琉球大学管弦楽団の第60回記念定期演奏会「第九」演奏会が28日午後7時から宜野湾市の沖縄コンベンションセンター劇場棟で開かれる。子どもの貧困問題の解消を支援する「沖縄こども未来プロジェクト」に収益金の一部を寄付する公演で、学生らも「例年にない大掛かりな取り組みだが、同世代の問題として社会へ貢献したい」と意気込んでいる。

28日の第九演奏会に向けて張り切る(右から)翁長くるみさん、砂川由将さん、新崎加蓮さん=宜野湾市内

 同団定演で社会貢献を兼ねるのは初めて。団長で法文学部3年の翁長くるみさん(21)は「寄付公演に戸惑う団員もいたが、経済的、家庭的な理由で通学や進学に影響を受けた同級生が身近にいた団員も多く、公演の趣旨をみんなで共有できた」と語る。

 団員40人の約7割が県出身者。いずれも同学部3年で学生指揮の砂川由将さん(20)やコンサート・ミストレスの新崎加蓮さん(21)も「社会に貢献できる機会を与えられたと感じている。演奏会に臨む団員の意識も高く、練習の熱意が違う」と話す。

 本番は同団OBなどが加わったオーケストラ約90人と、一般公募を含む合唱団150人が出演。翁長団長は「合唱団の人たちは私たちの親や祖父母の世代。大人の賛同を得られた安心感もあり、合唱団の迫力に負けないよう学生らしい音楽を届けたい」と力を込める。
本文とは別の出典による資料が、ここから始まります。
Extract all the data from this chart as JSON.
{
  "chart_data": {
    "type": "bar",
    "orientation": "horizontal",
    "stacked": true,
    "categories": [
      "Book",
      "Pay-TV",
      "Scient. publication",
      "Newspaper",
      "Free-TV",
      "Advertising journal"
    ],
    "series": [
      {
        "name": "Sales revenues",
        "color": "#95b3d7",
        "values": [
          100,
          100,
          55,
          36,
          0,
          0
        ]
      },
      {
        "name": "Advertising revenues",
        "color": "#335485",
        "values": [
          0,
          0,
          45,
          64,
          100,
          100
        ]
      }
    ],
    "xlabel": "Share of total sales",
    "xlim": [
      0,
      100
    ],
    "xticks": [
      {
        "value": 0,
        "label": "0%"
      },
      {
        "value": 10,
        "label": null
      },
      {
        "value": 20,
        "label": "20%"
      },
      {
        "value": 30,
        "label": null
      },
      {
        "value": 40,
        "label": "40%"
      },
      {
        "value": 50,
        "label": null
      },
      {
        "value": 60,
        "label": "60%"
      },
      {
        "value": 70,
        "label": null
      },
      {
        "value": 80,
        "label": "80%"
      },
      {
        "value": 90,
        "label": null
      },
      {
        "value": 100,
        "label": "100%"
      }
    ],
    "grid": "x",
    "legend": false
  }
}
 ベートーベンの第九交響曲は大曲、難曲で演奏会は1年がかりの取り組みだ。翁長団長らは「第九演奏会は年の瀬の風物詩だが、沖縄では意外に年末公演が少ない。仕事納めの日でもあるが、ぜひ演奏会に足を運んで私たちの熱意を感じ、子どもの貧困問題にも思いを深めてもらえれば」と来場を呼び掛けた。前売り券は一般2500円、大学生以下1500円。演奏会の問い合わせ、予約は沖縄タイムス文化事業局、電話098(860)3588。